Online childhood sexual abuse yields a more immediate form of sexual gratification to those who seek it out. In 2012, the Canadian cybertipline Cybertipi.ca found that in 93.4% of online CSA cases, offenders asked for sexual images, 24% of cases included a threat of distribution, 30% of cases involved children actually sending images, and 35% of cases had offenders sending pictures of themselves or asking to use the webcam.

Though online grooming has become an epidemic in and of itself, there are few task forces that operate on a global level that work to combat it. Currently, the Convention on the Protection of Children Against Sexual Exploitation and Abuse is the only legal instrument that addresses grooming specifically as opposed to simply part of the childhood sexual abuse process.

Only two states in the U.S.—Arkansas and Illinois— have statutes in place that specifically address online grooming. According to the International Centre for Missing and Exploited Children’s “Online Grooming of Children for Sexual Purposes: Model Legislation & Global Review,” a cultural and legal shift must occur in which we see grooming as an “offense-specific process” rather than simply a preparatory process.

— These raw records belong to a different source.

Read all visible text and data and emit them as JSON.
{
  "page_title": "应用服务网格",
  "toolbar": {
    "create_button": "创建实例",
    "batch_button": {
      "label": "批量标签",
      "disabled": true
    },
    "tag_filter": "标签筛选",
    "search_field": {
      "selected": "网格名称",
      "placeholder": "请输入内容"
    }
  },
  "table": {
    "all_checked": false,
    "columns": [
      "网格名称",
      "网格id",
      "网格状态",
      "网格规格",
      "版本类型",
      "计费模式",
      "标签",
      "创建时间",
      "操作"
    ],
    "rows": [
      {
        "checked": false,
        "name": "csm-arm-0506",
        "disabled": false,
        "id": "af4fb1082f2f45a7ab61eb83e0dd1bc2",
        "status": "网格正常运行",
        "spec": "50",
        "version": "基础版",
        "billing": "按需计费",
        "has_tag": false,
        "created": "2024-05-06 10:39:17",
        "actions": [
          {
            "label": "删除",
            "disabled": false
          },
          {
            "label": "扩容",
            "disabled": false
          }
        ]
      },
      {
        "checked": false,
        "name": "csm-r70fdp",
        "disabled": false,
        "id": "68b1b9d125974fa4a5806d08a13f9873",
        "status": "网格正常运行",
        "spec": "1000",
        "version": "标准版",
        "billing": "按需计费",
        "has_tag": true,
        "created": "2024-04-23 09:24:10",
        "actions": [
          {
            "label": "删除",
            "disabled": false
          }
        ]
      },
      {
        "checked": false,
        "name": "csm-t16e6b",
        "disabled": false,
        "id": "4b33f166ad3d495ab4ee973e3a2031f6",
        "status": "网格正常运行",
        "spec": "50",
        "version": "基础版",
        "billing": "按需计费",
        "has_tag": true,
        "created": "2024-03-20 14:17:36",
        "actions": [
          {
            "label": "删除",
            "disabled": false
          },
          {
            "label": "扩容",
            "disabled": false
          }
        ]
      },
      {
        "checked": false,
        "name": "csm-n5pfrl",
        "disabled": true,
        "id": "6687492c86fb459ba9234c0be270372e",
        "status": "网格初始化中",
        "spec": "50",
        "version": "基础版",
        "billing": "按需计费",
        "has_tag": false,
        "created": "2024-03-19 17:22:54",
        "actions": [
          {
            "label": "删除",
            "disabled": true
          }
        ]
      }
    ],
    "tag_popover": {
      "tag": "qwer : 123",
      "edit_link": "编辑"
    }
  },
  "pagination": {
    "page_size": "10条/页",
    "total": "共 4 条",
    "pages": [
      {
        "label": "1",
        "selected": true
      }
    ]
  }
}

Given what is we know about online grooming, it is imperative that we take the necessary precautionary measures to ensure cyber-safety for our children:

Similar to teaching children about body safety, we must also teach them about what personal information is appropriate to disclose to others, especially to people they meet online. Malaysia’s #SafeWeb4Kids campaign urges kids to think very carefully about what we share online and contemplate the importance of it being online forever.

To combat the secrecy that surrounds grooming, Save the Children Sweden’s #netsmart pamphlet encourages parents to tell their children that the Internet is something that they should learn about and experience together, just as they would a film or a book. This opportunity for open and positive dialogue allows for a transparency that children can revisit if a situation comes up online that they don’t know how to navigate.

It is important to keep the dangers of internet grooming in mind as we move through our lives, whether that be through in-person interactions or social networking sites. Today, on Safer Internet Day, let’s keep in mind how we can build a safer online community for this generation’s kids and beyond.